Palantir (NYSE: PLTR), an AI-powered Software-as-a-Service (SaaS) provider that allows companies and government agencies to gather and analyze reams of data, enabling the detection of hidden patterns within complex datasets, is in a unique position right now: its operational successes continue to grow, but the sentiment on Wall Street vis-à-vis the stock remains cautious. Now, a William Blair analyst has shed additional light on this unorthodox paradigm via a dedicated investment note.
To wit, William Blair has now tracked 9 additional commercial customers for Palantir, including Wallgreens, R1 RCM, KKR, and Delta Airlines.
Palantir is likely to make additional customer-related announcements at this week's AIPCon conference.
Nonetheless, William Blair remains cautious on Palantir despite the fact that the recent market-wide carnage has reduced the stock's erstwhile sky-high premium.

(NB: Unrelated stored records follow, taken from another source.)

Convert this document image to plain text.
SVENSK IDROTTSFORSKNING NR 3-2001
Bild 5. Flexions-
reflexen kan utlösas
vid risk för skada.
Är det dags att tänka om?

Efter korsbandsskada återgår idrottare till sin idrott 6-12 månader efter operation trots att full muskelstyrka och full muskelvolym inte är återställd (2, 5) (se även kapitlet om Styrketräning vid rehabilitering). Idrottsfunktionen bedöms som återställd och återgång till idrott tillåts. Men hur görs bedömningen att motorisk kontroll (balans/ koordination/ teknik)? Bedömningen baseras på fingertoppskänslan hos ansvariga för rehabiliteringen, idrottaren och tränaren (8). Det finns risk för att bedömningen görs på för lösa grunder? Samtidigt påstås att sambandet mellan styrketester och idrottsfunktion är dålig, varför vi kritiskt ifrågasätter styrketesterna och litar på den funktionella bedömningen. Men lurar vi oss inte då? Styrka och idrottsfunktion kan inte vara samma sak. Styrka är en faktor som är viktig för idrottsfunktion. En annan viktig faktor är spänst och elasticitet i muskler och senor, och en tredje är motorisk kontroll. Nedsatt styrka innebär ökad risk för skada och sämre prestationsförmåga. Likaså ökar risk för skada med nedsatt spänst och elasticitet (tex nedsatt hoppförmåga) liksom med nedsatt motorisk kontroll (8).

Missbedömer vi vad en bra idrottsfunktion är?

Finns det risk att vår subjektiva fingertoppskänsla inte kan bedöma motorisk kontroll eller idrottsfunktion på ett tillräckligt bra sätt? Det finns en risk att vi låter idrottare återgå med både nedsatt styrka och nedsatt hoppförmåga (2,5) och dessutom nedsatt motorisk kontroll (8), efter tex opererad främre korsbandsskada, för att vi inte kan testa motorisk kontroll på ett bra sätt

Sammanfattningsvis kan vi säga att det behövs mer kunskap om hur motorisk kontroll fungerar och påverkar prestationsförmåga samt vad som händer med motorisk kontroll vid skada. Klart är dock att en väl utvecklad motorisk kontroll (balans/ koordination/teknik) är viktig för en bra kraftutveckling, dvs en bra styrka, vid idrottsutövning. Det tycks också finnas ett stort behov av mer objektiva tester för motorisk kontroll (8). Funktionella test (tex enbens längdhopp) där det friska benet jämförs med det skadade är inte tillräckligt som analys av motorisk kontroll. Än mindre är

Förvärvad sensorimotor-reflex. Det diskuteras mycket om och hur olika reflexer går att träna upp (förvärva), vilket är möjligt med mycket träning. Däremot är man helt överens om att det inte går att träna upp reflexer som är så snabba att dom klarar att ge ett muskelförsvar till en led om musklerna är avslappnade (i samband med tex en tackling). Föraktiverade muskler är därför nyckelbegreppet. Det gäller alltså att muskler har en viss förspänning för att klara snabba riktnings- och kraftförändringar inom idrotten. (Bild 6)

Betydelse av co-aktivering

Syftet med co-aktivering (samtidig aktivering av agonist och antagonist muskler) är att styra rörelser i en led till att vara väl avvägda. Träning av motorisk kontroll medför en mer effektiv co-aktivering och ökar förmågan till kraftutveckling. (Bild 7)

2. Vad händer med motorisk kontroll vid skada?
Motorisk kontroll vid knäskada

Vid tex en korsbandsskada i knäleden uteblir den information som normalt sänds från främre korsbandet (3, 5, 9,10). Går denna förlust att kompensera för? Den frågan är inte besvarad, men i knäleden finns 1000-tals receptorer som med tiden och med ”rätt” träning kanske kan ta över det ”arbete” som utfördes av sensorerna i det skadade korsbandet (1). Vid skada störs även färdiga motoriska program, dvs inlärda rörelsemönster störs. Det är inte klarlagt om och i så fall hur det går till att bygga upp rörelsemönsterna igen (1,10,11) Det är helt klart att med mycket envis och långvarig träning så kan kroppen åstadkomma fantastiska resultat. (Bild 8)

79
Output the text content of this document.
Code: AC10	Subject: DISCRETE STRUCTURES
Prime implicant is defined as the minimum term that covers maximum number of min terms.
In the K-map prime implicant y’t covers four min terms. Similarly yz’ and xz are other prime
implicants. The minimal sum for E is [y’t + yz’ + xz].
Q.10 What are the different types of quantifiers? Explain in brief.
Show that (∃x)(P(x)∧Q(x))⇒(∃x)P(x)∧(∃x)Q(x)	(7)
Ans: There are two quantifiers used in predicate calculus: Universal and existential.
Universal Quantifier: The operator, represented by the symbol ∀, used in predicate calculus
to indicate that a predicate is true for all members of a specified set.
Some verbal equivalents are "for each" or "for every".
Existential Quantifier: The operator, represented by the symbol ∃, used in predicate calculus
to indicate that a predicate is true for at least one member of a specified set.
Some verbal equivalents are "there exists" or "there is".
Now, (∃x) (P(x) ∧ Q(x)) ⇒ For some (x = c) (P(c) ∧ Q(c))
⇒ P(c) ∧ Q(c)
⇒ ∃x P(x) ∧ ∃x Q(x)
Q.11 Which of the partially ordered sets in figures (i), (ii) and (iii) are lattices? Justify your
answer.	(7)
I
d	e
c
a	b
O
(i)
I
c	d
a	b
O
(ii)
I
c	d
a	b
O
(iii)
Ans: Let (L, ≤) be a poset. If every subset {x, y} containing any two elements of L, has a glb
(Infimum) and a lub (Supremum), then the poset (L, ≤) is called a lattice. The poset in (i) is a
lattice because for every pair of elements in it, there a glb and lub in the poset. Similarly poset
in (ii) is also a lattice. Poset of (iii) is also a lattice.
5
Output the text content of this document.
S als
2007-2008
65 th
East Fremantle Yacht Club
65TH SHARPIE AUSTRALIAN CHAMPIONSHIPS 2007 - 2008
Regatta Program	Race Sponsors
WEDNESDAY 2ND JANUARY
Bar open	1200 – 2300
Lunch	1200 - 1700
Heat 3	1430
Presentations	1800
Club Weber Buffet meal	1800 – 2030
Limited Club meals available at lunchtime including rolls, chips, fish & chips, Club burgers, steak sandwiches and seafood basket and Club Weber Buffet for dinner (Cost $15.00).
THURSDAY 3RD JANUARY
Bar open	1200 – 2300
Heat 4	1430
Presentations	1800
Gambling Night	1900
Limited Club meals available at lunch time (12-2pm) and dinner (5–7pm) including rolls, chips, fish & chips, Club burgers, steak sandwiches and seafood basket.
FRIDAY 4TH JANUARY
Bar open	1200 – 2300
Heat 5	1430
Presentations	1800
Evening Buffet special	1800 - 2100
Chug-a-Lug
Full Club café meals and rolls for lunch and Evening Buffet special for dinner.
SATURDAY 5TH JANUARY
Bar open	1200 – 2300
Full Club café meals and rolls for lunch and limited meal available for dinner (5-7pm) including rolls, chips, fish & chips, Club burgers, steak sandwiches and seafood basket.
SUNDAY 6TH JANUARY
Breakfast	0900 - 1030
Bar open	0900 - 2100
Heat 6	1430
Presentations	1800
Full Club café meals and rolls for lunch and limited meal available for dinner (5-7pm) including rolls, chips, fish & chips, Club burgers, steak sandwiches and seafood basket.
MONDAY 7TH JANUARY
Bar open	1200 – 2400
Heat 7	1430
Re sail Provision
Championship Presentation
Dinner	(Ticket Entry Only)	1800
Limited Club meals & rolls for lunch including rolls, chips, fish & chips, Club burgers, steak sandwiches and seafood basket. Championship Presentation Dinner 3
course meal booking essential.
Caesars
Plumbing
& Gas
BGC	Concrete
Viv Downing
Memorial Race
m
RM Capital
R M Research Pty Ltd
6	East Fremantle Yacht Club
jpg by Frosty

To the William Blair analyst, Palantir still appears "frothy," with the stock's elevated correlation to the Nasdaq-100 index continuing to act as a major spoiler for risk appetite. As an illustration of this "very high beta correlation," the analyst points to the fact that Palantir declined by 10 percent when the Nasdaq-100 index plunged by 4 percent in the recent tariff- and recession-induced selloff.
The analyst goes on to note:
"If the Nasdaq-100 continues to trend lower, Palantir shares will likely also decline, potentially by a 3-times factor of the market due to its high beta."
Consequently, while William Blair is positive on Palantir's revenue growth guidance of 31 percent for FY 2025, along with an operating margin guidance of 45 percent, the stock's high volatility continues to act as a dampener on the overall sentiment around the stock.
On the flip side, Wedbush's Dan Ives remains an unabashed bull on Palantir despite the recent selloff, pointing to the fact that Palantir's "AIP product moat" remains unmatched, and declaring that the company "is helping lead the AI Revolution into the use case phase."